Elle portait un manteau rouge, de Pierre Crevoisier

Nous poursuivons notre série sur la rentrée littéraire romande, avec d’autres ouvrages parus ces derniers mois. Aujourd’hui, « Elle portait un manteau rouge », de Pierre Crevoisier.

Elle portait un manteau rougeDes lettres aux teintes d’hémoglobines, la silhouette d’un manteau – ou peut-être seulement une tache de sang qui s’école dans une grille ? La belle et très sombre couverture du premier roman de Pierre Courvoisier donne le ton : c’est un polar… La lecture du premier chapitre – sans doute l’un des plus réussis – semble confirmer l’intuition : le lecteur est immédiatement placé dans le coeur d’une action précisément façonnée, le rythme est rapide, la tension est palpable… On est « plongé dedans » dès les premières lignes.

Polar, ai-je écrit ? Au fil du récit, les vingt-trois brefs chapitres du roman construisent plutôt la trame d’un drame psychologique à plusieurs facettes. Il y a Vincent d’abord, dont le frère Jacques a été tué dans un accident de voiture. Vincent qui revient dans la maison de celui qu’il a perdu, et cherche à comprendre le sens d’un tel événement. Il y a Agata, cette fillette détruite jour après jour – les scènes sont ici d’une grande dureté. Et puis il y a cette femme au manteau rouge, cette apparition mystérieuse…. Tout l’intérêt bien sûr réside dans la manière dont ces destins vont ou ne vont pas s’imbriquer : Pierre Crevoisier sait manier le suspense, il brouille avec talent les pistes, construisant une structure qui tient parfaitement en place.

On retrouve chez l’auteur une écriture faite de sensualité et d’érotisme (par exemple, la très belle description d’une étreinte amoureuse, toute d’une longue phrase, aux premières lignes du chapitre 11), d’un souci pour le paysage et l’environnement naturel dans lequel les protagonistes évoluent, et d’un travail sur la psychologie de personnages en détresse. Comme l’annonce la quatrième de couverture, le thème amoureux est traité sous l’angle d’une dépendance ; c’est ici la figure mythique de la femme-vampire qui est convoquée, amenée par petites touches subtiles, jusqu’au vide final.

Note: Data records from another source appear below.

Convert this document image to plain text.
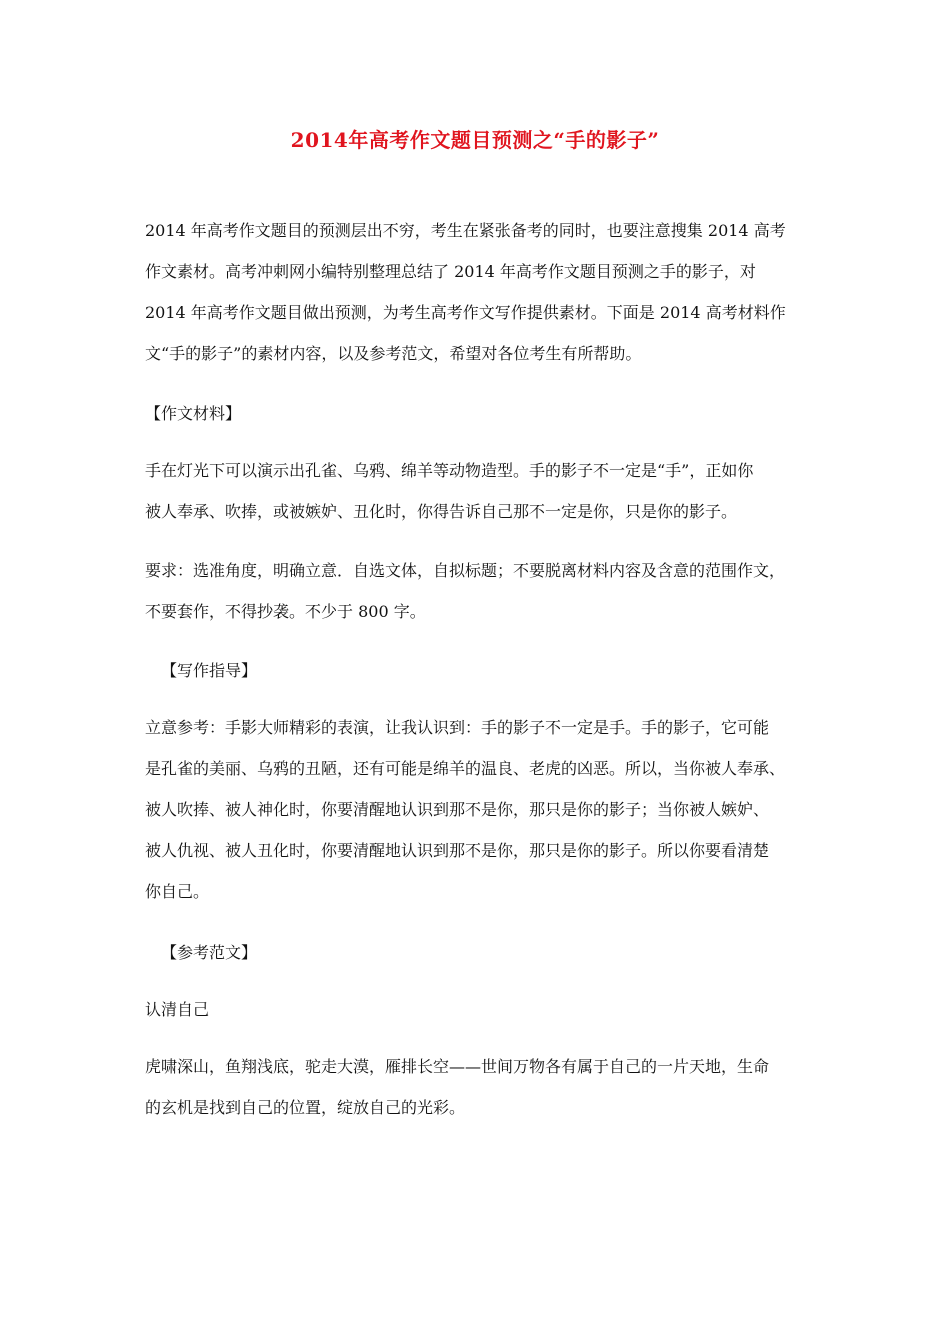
2014年高考作文题目预测之“手的影子”
2014 年高考作文题目的预测层出不穷，考生在紧张备考的同时，也要注意搜集 2014 高考
作文素材。高考冲刺网小编特别整理总结了 2014 年高考作文题目预测之手的影子，对
2014 年高考作文题目做出预测，为考生高考作文写作提供素材。下面是 2014 高考材料作
文“手的影子”的素材内容，以及参考范文，希望对各位考生有所帮助。
【作文材料】
手在灯光下可以演示出孔雀、乌鸦、绵羊等动物造型。手的影子不一定是“手”，正如你
被人奉承、吹捧，或被嫉妒、丑化时，你得告诉自己那不一定是你，只是你的影子。
要求：选准角度，明确立意．自选文体，自拟标题；不要脱离材料内容及含意的范围作文，
不要套作，不得抄袭。不少于 800 字。
【写作指导】
立意参考：手影大师精彩的表演，让我认识到：手的影子不一定是手。手的影子，它可能
是孔雀的美丽、乌鸦的丑陋，还有可能是绵羊的温良、老虎的凶恶。所以，当你被人奉承、
被人吹捧、被人神化时，你要清醒地认识到那不是你，那只是你的影子；当你被人嫉妒、
被人仇视、被人丑化时，你要清醒地认识到那不是你，那只是你的影子。所以你要看清楚
你自己。
【参考范文】
认清自己
虎啸深山，鱼翔浅底，驼走大漠，雁排长空——世间万物各有属于自己的一片天地，生命
的玄机是找到自己的位置，绽放自己的光彩。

Et je la vois. A nouveau. Je la sens plus que je ne la vois d’abord. C’est la couleur qui capte mon regard, l’étoffe vermillon passant et repassant entre d’autres silhouettes, comme les images syncopées des premiers cinématographes. Elle scintille dans la lumière. Puis elle disparait à ma vue, happée par la multitude. Je prends le ciel à témoin, me transforme en oiseau, le point rouge est là, à une centaine de mètres plus avant, derrière l’angle de la ruelle se dérobant à l’ouest.

Si le procédé consistant à imbriquer la narration avec la lecture d’un journal intime fonctionne bien, cette dernière a parfois tendance à casser un peu le rythme, amenant à quelques longueurs, notamment en milieu de récit.

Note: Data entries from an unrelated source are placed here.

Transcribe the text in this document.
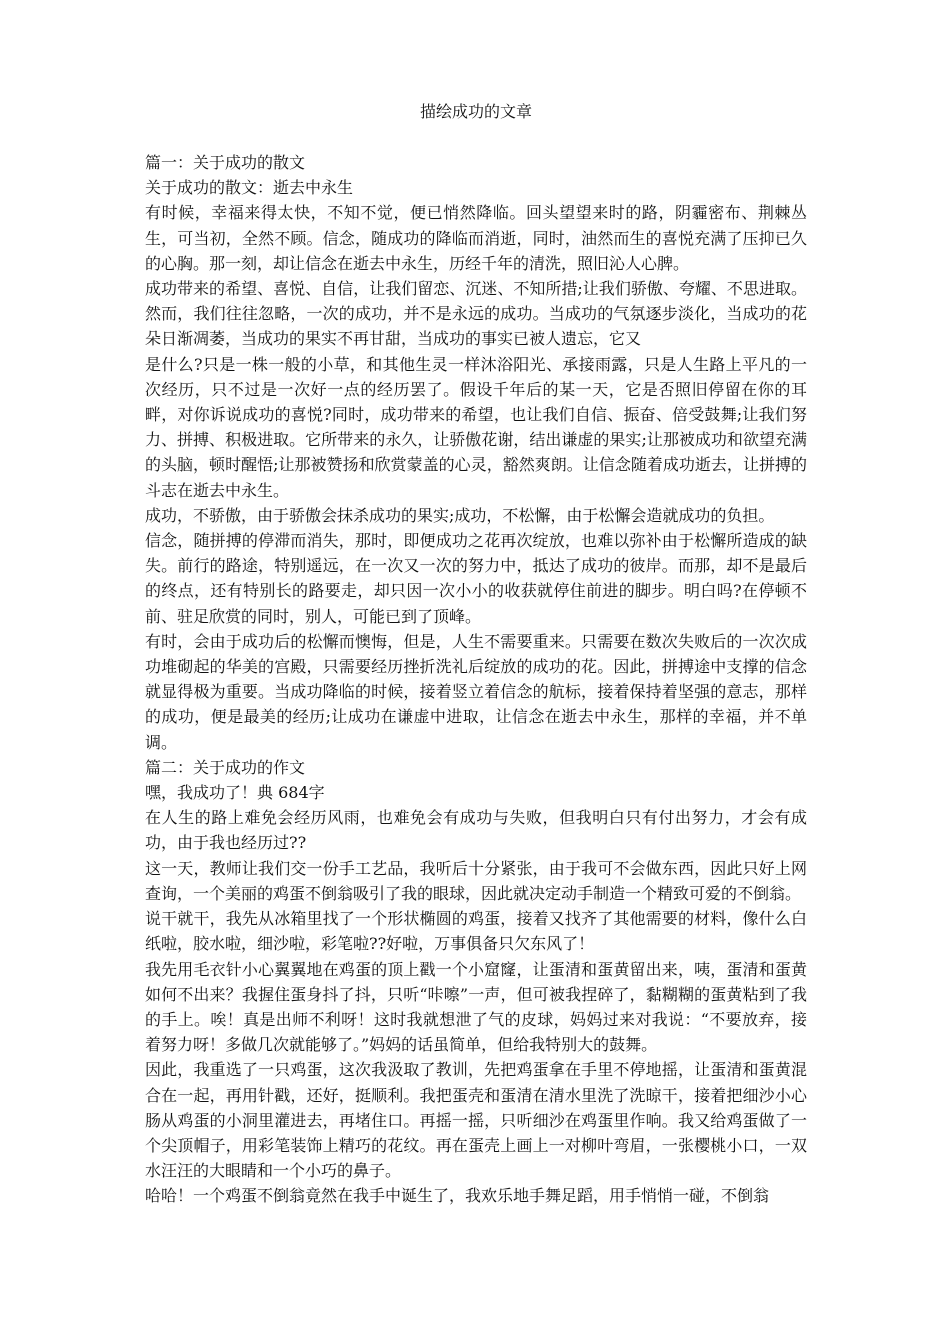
描绘成功的文章

篇一：关于成功的散文

关于成功的散文：逝去中永生

有时候，幸福来得太快，不知不觉，便已悄然降临。回头望望来时的路，阴霾密布、荆棘丛生，可当初，全然不顾。信念，随成功的降临而消逝，同时，油然而生的喜悦充满了压抑已久的心胸。那一刻，却让信念在逝去中永生，历经千年的清洗，照旧沁人心脾。

成功带来的希望、喜悦、自信，让我们留恋、沉迷、不知所措;让我们骄傲、夸耀、不思进取。然而，我们往往忽略，一次的成功，并不是永远的成功。当成功的气氛逐步淡化，当成功的花朵日渐凋萎，当成功的果实不再甘甜，当成功的事实已被人遗忘，它又

是什么?只是一株一般的小草，和其他生灵一样沐浴阳光、承接雨露，只是人生路上平凡的一次经历，只不过是一次好一点的经历罢了。假设千年后的某一天，它是否照旧停留在你的耳畔，对你诉说成功的喜悦?同时，成功带来的希望，也让我们自信、振奋、倍受鼓舞;让我们努力、拼搏、积极进取。它所带来的永久，让骄傲花谢，结出谦虚的果实;让那被成功和欲望充满的头脑，顿时醒悟;让那被赞扬和欣赏蒙盖的心灵，豁然爽朗。让信念随着成功逝去，让拼搏的斗志在逝去中永生。

成功，不骄傲，由于骄傲会抹杀成功的果实;成功，不松懈，由于松懈会造就成功的负担。

信念，随拼搏的停滞而消失，那时，即便成功之花再次绽放，也难以弥补由于松懈所造成的缺失。前行的路途，特别遥远，在一次又一次的努力中，抵达了成功的彼岸。而那，却不是最后的终点，还有特别长的路要走，却只因一次小小的收获就停住前进的脚步。明白吗?在停顿不前、驻足欣赏的同时，别人，可能已到了顶峰。

有时，会由于成功后的松懈而懊悔，但是，人生不需要重来。只需要在数次失败后的一次次成功堆砌起的华美的宫殿，只需要经历挫折洗礼后绽放的成功的花。因此，拼搏途中支撑的信念就显得极为重要。当成功降临的时候，接着竖立着信念的航标，接着保持着坚强的意志，那样的成功，便是最美的经历;让成功在谦虚中进取，让信念在逝去中永生，那样的幸福，并不单调。

篇二：关于成功的作文

嘿，我成功了！典 684字

在人生的路上难免会经历风雨，也难免会有成功与失败，但我明白只有付出努力，才会有成功，由于我也经历过??

这一天，教师让我们交一份手工艺品，我听后十分紧张，由于我可不会做东西，因此只好上网查询，一个美丽的鸡蛋不倒翁吸引了我的眼球，因此就决定动手制造一个精致可爱的不倒翁。

说干就干，我先从冰箱里找了一个形状椭圆的鸡蛋，接着又找齐了其他需要的材料，像什么白纸啦，胶水啦，细沙啦，彩笔啦??好啦，万事俱备只欠东风了！

我先用毛衣针小心翼翼地在鸡蛋的顶上戳一个小窟窿，让蛋清和蛋黄留出来，咦，蛋清和蛋黄如何不出来？我握住蛋身抖了抖，只听“咔嚓”一声，但可被我捏碎了，黏糊糊的蛋黄粘到了我的手上。唉！真是出师不利呀！这时我就想泄了气的皮球，妈妈过来对我说：“不要放弃，接着努力呀！多做几次就能够了。”妈妈的话虽简单，但给我特别大的鼓舞。

因此，我重选了一只鸡蛋，这次我汲取了教训，先把鸡蛋拿在手里不停地摇，让蛋清和蛋黄混合在一起，再用针戳，还好，挺顺利。我把蛋壳和蛋清在清水里洗了洗晾干，接着把细沙小心肠从鸡蛋的小洞里灌进去，再堵住口。再摇一摇，只听细沙在鸡蛋里作响。我又给鸡蛋做了一个尖顶帽子，用彩笔装饰上精巧的花纹。再在蛋壳上画上一对柳叶弯眉，一张樱桃小口，一双水汪汪的大眼睛和一个小巧的鼻子。

哈哈！一个鸡蛋不倒翁竟然在我手中诞生了，我欢乐地手舞足蹈，用手悄悄一碰，不倒翁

Au final, un premier roman très réussi, sombre et intriguant, et qui constitue l’une des nombreuses bonnes surprises de cette rentrée littéraire romande.

Pierre Crevoisier
Elle portait un manteau rouge
Tarma, 2013, 174 p. 

L’auteur :
Pierre Crevoisier est journaliste à la RTS. Il a exercé de nombreuses autres activités : marin, enseignant, créateur d’entreprises. Jurassien d’origine, il vit désormais à Lausanne. « Elle portait un manteau rouge » est son premier roman.